Yesterday I saw an editorial cartoon that noted, with the appropriate figure of Death, that 44,000 Americans were dying every year due to a lack of health insurance.  I hadn’t seen anything in the headlines about it, so (naturally) I Googled the phrase.  The first result to show up was a .pdf file of a research article published in 2009 in the American Journal of Public Health.  This study found a relative risk (RR) of mortality, adjusted for the most likely confounders, of 1.40, meaning that if you don’t have health insurance (even if it’s because you’re a drunk) you are 40% more likely to die.  The RR, adjusted only for age and gender, of adults between 17 and 64, was 1.80, meaning that certain conditions, like smoking and drinking, raise your risk of not having health insurance in addition to making you sick.

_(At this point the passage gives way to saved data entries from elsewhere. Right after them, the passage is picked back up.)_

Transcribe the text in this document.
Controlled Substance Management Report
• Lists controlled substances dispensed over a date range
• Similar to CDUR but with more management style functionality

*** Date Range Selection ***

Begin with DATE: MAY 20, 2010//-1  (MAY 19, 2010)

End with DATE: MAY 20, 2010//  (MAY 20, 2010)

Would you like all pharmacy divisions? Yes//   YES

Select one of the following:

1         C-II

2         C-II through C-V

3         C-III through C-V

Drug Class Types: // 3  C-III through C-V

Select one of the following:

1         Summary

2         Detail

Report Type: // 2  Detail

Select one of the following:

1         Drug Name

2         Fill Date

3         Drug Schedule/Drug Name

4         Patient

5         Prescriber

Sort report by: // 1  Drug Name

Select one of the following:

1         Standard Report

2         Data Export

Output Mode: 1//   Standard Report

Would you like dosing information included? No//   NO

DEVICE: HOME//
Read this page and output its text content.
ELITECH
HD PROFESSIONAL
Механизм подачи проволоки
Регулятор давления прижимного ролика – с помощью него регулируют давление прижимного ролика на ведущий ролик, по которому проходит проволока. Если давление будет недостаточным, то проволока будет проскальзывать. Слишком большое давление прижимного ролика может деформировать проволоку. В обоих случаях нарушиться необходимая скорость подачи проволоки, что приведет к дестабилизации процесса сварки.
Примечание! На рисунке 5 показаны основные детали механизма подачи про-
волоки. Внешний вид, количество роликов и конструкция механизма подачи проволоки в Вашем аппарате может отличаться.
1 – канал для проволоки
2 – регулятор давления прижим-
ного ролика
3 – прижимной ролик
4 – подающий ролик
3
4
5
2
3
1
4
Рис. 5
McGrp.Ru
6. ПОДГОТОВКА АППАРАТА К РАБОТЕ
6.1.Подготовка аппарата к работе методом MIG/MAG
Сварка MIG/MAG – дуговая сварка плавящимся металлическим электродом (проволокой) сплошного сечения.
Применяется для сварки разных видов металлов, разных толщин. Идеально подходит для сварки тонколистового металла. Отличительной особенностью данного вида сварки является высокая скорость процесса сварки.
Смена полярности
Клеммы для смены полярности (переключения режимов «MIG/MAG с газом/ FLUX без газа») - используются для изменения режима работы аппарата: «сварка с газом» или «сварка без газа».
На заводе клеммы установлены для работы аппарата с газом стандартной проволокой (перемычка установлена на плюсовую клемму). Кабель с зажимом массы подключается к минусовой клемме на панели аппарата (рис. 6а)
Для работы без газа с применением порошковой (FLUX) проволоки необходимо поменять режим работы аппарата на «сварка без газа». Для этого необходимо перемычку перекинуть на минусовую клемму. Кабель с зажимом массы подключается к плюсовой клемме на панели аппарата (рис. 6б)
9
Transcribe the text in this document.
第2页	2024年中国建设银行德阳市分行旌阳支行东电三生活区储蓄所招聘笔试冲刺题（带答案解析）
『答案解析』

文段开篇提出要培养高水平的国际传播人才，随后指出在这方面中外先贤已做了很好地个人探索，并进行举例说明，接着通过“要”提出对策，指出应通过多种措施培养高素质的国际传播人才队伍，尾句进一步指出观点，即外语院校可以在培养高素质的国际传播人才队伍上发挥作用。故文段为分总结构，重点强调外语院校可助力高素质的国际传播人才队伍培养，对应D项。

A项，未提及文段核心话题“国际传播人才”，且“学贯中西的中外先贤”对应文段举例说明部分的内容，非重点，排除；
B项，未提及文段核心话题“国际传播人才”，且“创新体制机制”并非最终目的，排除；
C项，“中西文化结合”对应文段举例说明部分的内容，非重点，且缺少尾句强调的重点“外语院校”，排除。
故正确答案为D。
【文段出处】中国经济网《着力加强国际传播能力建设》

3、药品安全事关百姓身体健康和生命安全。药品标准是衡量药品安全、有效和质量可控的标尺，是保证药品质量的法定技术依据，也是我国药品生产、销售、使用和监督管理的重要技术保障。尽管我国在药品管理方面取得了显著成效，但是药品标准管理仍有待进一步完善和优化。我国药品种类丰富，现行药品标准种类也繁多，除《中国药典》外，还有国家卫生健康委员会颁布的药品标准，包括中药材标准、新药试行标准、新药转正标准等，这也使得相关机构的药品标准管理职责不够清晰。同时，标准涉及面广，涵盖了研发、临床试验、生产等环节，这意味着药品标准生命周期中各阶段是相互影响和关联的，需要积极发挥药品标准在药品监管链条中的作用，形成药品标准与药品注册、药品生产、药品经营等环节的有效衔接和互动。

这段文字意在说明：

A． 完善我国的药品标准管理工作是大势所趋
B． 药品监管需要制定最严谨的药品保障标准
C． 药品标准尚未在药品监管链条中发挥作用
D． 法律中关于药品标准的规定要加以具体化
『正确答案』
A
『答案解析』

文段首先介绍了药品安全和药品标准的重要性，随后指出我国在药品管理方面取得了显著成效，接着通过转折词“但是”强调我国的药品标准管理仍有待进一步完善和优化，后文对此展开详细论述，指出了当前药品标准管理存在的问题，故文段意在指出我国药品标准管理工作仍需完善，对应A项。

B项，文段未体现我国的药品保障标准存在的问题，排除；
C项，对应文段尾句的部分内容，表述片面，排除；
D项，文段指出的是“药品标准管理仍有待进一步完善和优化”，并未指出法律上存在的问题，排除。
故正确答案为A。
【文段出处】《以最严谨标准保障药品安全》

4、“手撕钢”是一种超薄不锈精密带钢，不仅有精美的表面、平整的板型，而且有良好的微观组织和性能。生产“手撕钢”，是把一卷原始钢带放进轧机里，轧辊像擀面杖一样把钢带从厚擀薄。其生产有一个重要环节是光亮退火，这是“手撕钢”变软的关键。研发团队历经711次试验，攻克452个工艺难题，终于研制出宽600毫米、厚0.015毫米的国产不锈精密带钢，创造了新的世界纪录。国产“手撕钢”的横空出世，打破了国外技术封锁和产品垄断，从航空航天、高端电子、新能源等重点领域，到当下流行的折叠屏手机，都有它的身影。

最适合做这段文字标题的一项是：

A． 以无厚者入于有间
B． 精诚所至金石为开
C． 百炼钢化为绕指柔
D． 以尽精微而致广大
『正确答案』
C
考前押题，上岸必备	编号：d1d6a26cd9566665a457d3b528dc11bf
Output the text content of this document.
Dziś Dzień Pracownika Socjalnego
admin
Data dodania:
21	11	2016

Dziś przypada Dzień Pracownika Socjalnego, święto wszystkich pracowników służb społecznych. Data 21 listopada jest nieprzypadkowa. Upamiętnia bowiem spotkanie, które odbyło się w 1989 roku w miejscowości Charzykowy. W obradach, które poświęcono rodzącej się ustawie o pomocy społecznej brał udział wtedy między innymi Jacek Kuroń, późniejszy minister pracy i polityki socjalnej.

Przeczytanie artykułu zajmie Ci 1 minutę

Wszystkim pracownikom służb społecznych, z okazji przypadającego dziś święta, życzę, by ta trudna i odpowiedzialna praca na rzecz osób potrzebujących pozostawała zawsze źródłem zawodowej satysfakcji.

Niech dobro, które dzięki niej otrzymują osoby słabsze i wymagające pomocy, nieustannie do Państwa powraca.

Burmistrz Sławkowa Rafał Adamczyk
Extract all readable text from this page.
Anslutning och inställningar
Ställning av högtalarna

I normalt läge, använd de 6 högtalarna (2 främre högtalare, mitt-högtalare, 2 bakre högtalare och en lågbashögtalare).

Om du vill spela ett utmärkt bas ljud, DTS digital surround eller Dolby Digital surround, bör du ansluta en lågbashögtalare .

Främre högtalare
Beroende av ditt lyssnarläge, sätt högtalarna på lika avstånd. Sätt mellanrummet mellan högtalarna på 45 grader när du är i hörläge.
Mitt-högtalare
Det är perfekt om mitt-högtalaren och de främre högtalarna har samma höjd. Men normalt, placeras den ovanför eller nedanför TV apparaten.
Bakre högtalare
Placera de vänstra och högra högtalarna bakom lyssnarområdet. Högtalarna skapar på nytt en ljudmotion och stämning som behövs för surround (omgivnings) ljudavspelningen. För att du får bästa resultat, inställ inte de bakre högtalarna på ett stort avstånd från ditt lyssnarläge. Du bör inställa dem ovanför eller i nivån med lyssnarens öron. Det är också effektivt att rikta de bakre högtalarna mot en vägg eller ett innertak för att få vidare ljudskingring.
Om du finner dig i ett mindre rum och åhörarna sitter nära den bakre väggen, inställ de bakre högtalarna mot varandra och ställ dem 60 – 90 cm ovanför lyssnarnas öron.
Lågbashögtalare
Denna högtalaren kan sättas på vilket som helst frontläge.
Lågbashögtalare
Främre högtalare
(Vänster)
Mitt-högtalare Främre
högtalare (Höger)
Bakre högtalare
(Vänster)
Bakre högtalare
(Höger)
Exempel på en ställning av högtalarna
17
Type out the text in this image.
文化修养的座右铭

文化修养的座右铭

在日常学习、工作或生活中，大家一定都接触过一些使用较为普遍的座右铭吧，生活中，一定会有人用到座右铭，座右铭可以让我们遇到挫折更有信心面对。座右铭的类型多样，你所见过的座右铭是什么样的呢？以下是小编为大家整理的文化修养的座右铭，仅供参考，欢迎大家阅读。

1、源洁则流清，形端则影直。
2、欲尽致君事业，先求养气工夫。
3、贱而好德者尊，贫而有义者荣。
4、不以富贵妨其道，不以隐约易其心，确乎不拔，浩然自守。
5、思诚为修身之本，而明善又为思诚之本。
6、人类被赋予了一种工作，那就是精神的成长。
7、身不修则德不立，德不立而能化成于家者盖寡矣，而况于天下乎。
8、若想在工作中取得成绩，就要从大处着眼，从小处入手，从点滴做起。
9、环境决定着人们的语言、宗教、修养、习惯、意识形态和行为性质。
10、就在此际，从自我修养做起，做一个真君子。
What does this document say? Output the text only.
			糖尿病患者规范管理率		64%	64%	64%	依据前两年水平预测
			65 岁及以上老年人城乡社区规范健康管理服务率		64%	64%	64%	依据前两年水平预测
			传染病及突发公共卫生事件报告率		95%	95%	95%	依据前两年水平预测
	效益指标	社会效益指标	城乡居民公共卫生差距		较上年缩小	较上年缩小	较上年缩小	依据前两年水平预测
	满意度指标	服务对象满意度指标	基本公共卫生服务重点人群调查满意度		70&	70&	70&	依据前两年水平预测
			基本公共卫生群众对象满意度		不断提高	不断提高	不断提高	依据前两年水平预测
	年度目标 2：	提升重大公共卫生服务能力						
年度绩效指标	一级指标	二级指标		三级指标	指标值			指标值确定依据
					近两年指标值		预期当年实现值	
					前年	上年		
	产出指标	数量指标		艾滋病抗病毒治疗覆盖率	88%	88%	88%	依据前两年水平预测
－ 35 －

So the figures, when extrapolated to the entire USA (the only developed country in the world that doesn’t have universal health insurance), come out to almost 45,000 people a year dying simply because they do not have health insurance.  Not because they don’t have access to care, because they can still buy it with cash (or go to the emergency room) and do when they can afford it.  But simply because they don’t have health insurance.  They can still get treated for their heart attacks and strokes in the emergency room, but they can’t afford to take preventive care, nor can they afford aftercare once they are released from the hospital (assuming they survive.)

This is a crime, and it ranks right up there with drunk driving, deaths due to firearms, and medical misadventures (getting killed by medical treatment.)

The ACA (Obamacare) will help a little, but there will still be eight million people who can’t get Medicaid or subsidized insurance because their Republican state governments have refused to accept (free!) expansion of Medicaid in their states.  That’s less than the 47 million or so people who now don’t have insurance, but it’s still far from “universal”, which every other developed country in the world has.   Whatever happened to America the greatest country in the world?  Oh, well, at least we still have the most firearms per capita and the most people in jail as a proportion of the total population.

I know I sound like a broken record, but there really is no substitute for universal health “insurance”, by which I mean everyone has health care, paid for by the government through progressive income taxes.  There is also a desperate need for reform of the medical supply and pharmaceutical industry in this country.  In addition to not having universal health care, we also have approximately double the cost of health care delivery compared to every other developed country.  We must pressure our elected officials to take care of these problems, because we can easily demonstrate that they are killing tens of thousands of Americans every year.